Surmonter l’infertilité
Le début de cette nouvelle année a apporté des avancées incroyables dans le domaine scientifique. Pour la première fois, un bébé est né d’un couple infertile, grâce à une méthode impliquant l’ADN de trois personnes. Cette petite fille en bonne santé est venue au monde le 5 janvier en Ukraine.
Cette technique, appelée don de mitochondries, a déjà été utilisée pour traiter des mères dont l’ADN mitochondrial posait des risques de maladies génétiques. Toutefois, c’est la première fois qu’elle a été appliquée pour traiter l’infertilité. La méthode spécifique utilisée ici s’appelle transfert pronucléaire.

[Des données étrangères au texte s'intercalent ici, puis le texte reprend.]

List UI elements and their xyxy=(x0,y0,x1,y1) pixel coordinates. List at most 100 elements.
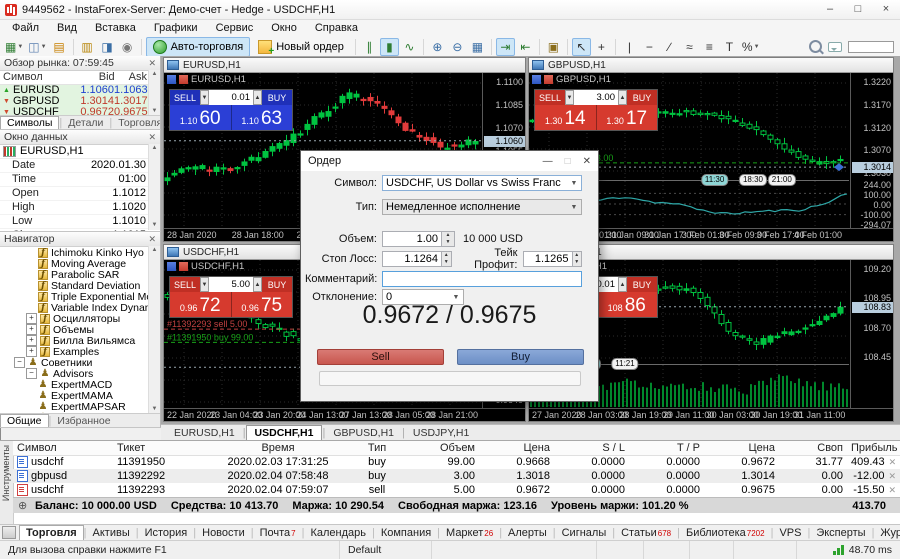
buy-price[interactable]: 0.9675 xyxy=(231,292,293,317)
terminal-tab-журнал[interactable]: Журнал xyxy=(874,526,900,540)
terminal-column-0[interactable]: Символ xyxy=(13,441,113,455)
market-watch-tab-Детали[interactable]: Детали xyxy=(62,117,109,129)
terminal-column-2[interactable]: Время xyxy=(208,441,348,455)
buy-price[interactable]: 1.3017 xyxy=(596,105,658,130)
navigator-item-expertmacd[interactable]: ♟ExpertMACD xyxy=(0,379,149,390)
column-header[interactable]: Символ xyxy=(0,71,72,84)
buy-button[interactable]: Buy xyxy=(457,349,584,365)
auto-scroll-icon[interactable]: ⇥ xyxy=(496,38,515,56)
navigator-item-examples[interactable]: +ƒExamples xyxy=(0,346,149,357)
dialog-close-icon[interactable]: ✕ xyxy=(583,156,591,167)
expand-icon[interactable]: + xyxy=(26,335,37,346)
chart-tab-gbpusd-h1[interactable]: GBPUSD,H1 xyxy=(325,426,402,440)
sell-button[interactable]: Sell xyxy=(317,349,444,365)
one-click-sell-button[interactable]: SELL xyxy=(170,90,200,105)
navigator-item-осцилляторы[interactable]: +ƒОсцилляторы xyxy=(0,313,149,324)
volume-increase-button[interactable]: ▲ xyxy=(618,90,627,105)
one-click-icon[interactable] xyxy=(167,75,176,84)
navigator-item-variable-index-dynamic-a[interactable]: ƒVariable Index Dynamic A xyxy=(0,302,149,313)
navigator-item-советники[interactable]: −♟Советники xyxy=(0,357,149,368)
arrows-icon[interactable]: %▼ xyxy=(740,38,762,56)
position-row-11392292[interactable]: gbpusd113922922020.02.04 07:58:48buy3.00… xyxy=(13,469,900,483)
crosshair-icon[interactable]: + xyxy=(592,38,611,56)
expand-icon[interactable]: + xyxy=(26,313,37,324)
status-profile[interactable]: Default xyxy=(340,541,432,559)
collapse-icon[interactable]: − xyxy=(14,357,25,368)
signals-icon[interactable]: ◉ xyxy=(118,38,137,56)
menu-item-7[interactable]: Справка xyxy=(306,20,367,36)
market-watch-icon[interactable]: ▥ xyxy=(78,38,97,56)
terminal-column-7[interactable]: T / P xyxy=(629,441,704,455)
navigator-scrollbar[interactable]: ▲▼ xyxy=(148,246,160,414)
one-click-sell-button[interactable]: SELL xyxy=(535,90,565,105)
column-header[interactable]: Ask xyxy=(115,71,149,84)
one-click-icon[interactable] xyxy=(532,75,541,84)
order-type-select[interactable]: Немедленное исполнение ▼ xyxy=(382,199,582,215)
terminal-tab-активы[interactable]: Активы xyxy=(87,526,136,540)
terminal-tab-библиотека[interactable]: Библиотека7202 xyxy=(680,526,771,540)
dialog-minimize-icon[interactable]: — xyxy=(543,156,553,167)
minimize-button[interactable]: – xyxy=(816,0,844,19)
close-position-icon[interactable]: ✕ xyxy=(889,457,897,467)
one-click-volume-input[interactable]: 5.00 xyxy=(209,277,253,292)
terminal-tab-торговля[interactable]: Торговля xyxy=(19,525,84,540)
navigator-item-parabolic-sar[interactable]: ƒParabolic SAR xyxy=(0,269,149,280)
terminal-tab-календарь[interactable]: Календарь xyxy=(304,526,372,540)
trendline-icon[interactable]: ∕ xyxy=(660,38,679,56)
new-chart-icon[interactable]: ▦▼ xyxy=(3,38,25,56)
navigator-item-объемы[interactable]: +ƒОбъемы xyxy=(0,324,149,335)
buy-price[interactable]: 1.1063 xyxy=(231,105,293,130)
zoom-out-icon[interactable]: ⊖ xyxy=(448,38,467,56)
navigator-tab-Избранное[interactable]: Избранное xyxy=(51,415,116,427)
terminal-tab-vps[interactable]: VPS xyxy=(773,526,807,540)
data-window-icon[interactable]: ◨ xyxy=(98,38,117,56)
stop-loss-stepper[interactable]: ▲▼ xyxy=(442,251,452,267)
terminal-tab-история[interactable]: История xyxy=(139,526,194,540)
one-click-volume-input[interactable]: 3.00 xyxy=(574,90,618,105)
close-position-icon[interactable]: ✕ xyxy=(888,471,896,481)
zoom-in-icon[interactable]: ⊕ xyxy=(428,38,447,56)
maximize-button[interactable]: □ xyxy=(844,0,872,19)
position-row-11392293[interactable]: usdchf113922932020.02.04 07:59:07sell5.0… xyxy=(13,483,900,497)
navigator-item-advisors[interactable]: −♟Advisors xyxy=(0,368,149,379)
autotrade-button[interactable]: Авто-торговля xyxy=(146,37,251,57)
vertical-line-icon[interactable]: | xyxy=(620,38,639,56)
indicators-icon[interactable]: ▣ xyxy=(544,38,563,56)
navigator-item-expertmama[interactable]: ♟ExpertMAMA xyxy=(0,390,149,401)
bars-icon[interactable]: ∥ xyxy=(360,38,379,56)
terminal-tab-эксперты[interactable]: Эксперты xyxy=(810,526,871,540)
collapse-icon[interactable]: − xyxy=(26,368,37,379)
market-watch-scrollbar[interactable]: ▲▼ xyxy=(148,70,160,116)
chat-icon[interactable] xyxy=(828,42,842,52)
navigator-item-expertmapsar[interactable]: ♟ExpertMAPSAR xyxy=(0,401,149,412)
candles-icon[interactable]: ▮ xyxy=(380,38,399,56)
order-dialog-titlebar[interactable]: Ордер — □ ✕ xyxy=(301,151,598,171)
fibonacci-icon[interactable]: ≈ xyxy=(680,38,699,56)
horizontal-line-icon[interactable]: − xyxy=(640,38,659,56)
terminal-column-4[interactable]: Объем xyxy=(406,441,479,455)
one-click-sell-button[interactable]: SELL xyxy=(170,277,200,292)
volume-increase-button[interactable]: ▲ xyxy=(618,277,627,292)
navigator-item-moving-average[interactable]: ƒMoving Average xyxy=(0,258,149,269)
market-watch-close-icon[interactable]: ✕ xyxy=(148,58,156,69)
close-button[interactable]: × xyxy=(872,0,900,19)
market-watch-tab-Торговля[interactable]: Торговля xyxy=(112,117,160,129)
column-header[interactable]: Bid xyxy=(72,71,115,84)
chart-shift-icon[interactable]: ⇤ xyxy=(516,38,535,56)
expand-icon[interactable]: + xyxy=(26,346,37,357)
line-chart-icon[interactable]: ∿ xyxy=(400,38,419,56)
new-order-button[interactable]: Новый ордер xyxy=(251,37,351,57)
one-click-buy-button[interactable]: BUY xyxy=(262,90,292,105)
one-click-buy-button[interactable]: BUY xyxy=(627,277,657,292)
terminal-tab-алерты[interactable]: Алерты xyxy=(502,526,553,540)
terminal-column-10[interactable]: Прибыль xyxy=(847,441,900,455)
chart-title-bar[interactable]: GBPUSD,H1 xyxy=(529,58,893,73)
sell-price[interactable]: 0.9672 xyxy=(170,292,231,317)
channel-icon[interactable]: ≡ xyxy=(700,38,719,56)
one-click-buy-button[interactable]: BUY xyxy=(627,90,657,105)
chart-tab-eurusd-h1[interactable]: EURUSD,H1 xyxy=(166,426,243,440)
comment-input[interactable] xyxy=(382,271,582,287)
close-position-icon[interactable]: ✕ xyxy=(888,485,896,495)
navigator-item-triple-exponential-movin[interactable]: ƒTriple Exponential Movin xyxy=(0,291,149,302)
terminal-tab-статьи[interactable]: Статьи678 xyxy=(615,526,677,540)
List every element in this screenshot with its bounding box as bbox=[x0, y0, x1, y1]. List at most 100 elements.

Après de nombreuses tentatives échouées de fécondation in vitro, une équipe de la clinique Nadiya à Kiev, dirigée par Valery Zukin, a réussi à féconder l’ovule de la mère avec le sperme du père. Ensuite, un pronucleus a été introduit dans l’ovule d’une donneuse. Cet embryon a été implanté dans l’utérus de la mère, et après une grossesse saine, un bébé ayant des éléments génétiques de trois “parents” a vu le jour. Zukin a confirmé que l’enfant est en bonne santé et porte effectivement l’ADN des trois adultes impliqués.
Une nouvelle ère dans la reproduction
Depuis 2015, le don de mitochondries est autorisé au Royaume-Uni, mais uniquement dans des situations très spécifiques où l’ADN mitochondrial de la mère présente des anomalies pouvant entraîner des malformations congénitales. Un cas au Mexique avait également démontré l’utilisation de cette technique pour éviter qu’un enfant ne hérite d’une maladie génétique de sa mère, connue sous le nom de maladie de Leigh.
En revanche, l’Ukraine présente peu de régulations concernant cette pratique. Comme l’a mentionné Zukin, “en Ukraine, la situation est simple, ce n’est pas interdit.” Par conséquent, il n’existe pas de cadre légal clair sur cette question.
La principale préoccupation relative à ce type de traitement est que les modifications génétiques apportées aux bébés conçus de cette manière pourraient se transmettre aux générations futures. L’équipe de Zukin surveille la santé génétique de l’enfant durant sa grossesse et continuera ce suivi pendant au moins cinq ans.
Les différentes réglementations, ainsi que l’absence de celles-ci, entraînent souvent des voyages médicaux, où certaines personnes se rendent dans des pays offrant les traitements souhaités. Lori P. Knowles, professeur adjoint à l’Université de l’Alberta, souligne l’importance d’un consensus mondial sur ces nouvelles procédures médicales. Cependant, on peut argumenter que des procédures administratives rigides constituent un réel frein à l’innovation.
Zukin et son équipe, tout comme celle de John Zhang qui a réalisé le “bébé à trois parents” au Mexique, s’attachent à aider des individus en quête de miracles médicaux. Il semble qu’ils aient effectivement réussi à répondre à leurs attentes.
FAQ
Qu’est-ce que le don de mitochondries et pourquoi est-il important ?
Le don de mitochondries permet aux femmes ayant des problèmes génétiques liés à l’ADN mitochondrial de concevoir des enfants en bonne santé.
Existe-t-il des réglementations internationales sur la fécondation à trois parents ?
Actuellement, les réglementations varient d’un pays à l’autre, créant des disparités sur la manière dont ces techniques sont appliquées.
Quels sont les risques associés aux bébés conçus par transfert pronucléaire ?
Les principaux risques concernent des éventuelles modifications génétiques qui pourraient être transmises aux générations futures.
Comment sont suivis les bébés nés grâce à ces techniques ?
Des équipes médicales surveillent la santé génétique des enfants pendant plusieurs années après la naissance pour s’assurer qu’il n’existe pas de complications liées aux traitements.
Pourquoi les gens choisissent-ils de voyager pour des traitements de fertilité ?
Le tourisme médical est souvent motivé par l’accès à des traitements non disponibles ou réglementés dans leur pays d’origine, offrant ainsi l’espoir de solutions à des problèmes de santé spécifiques.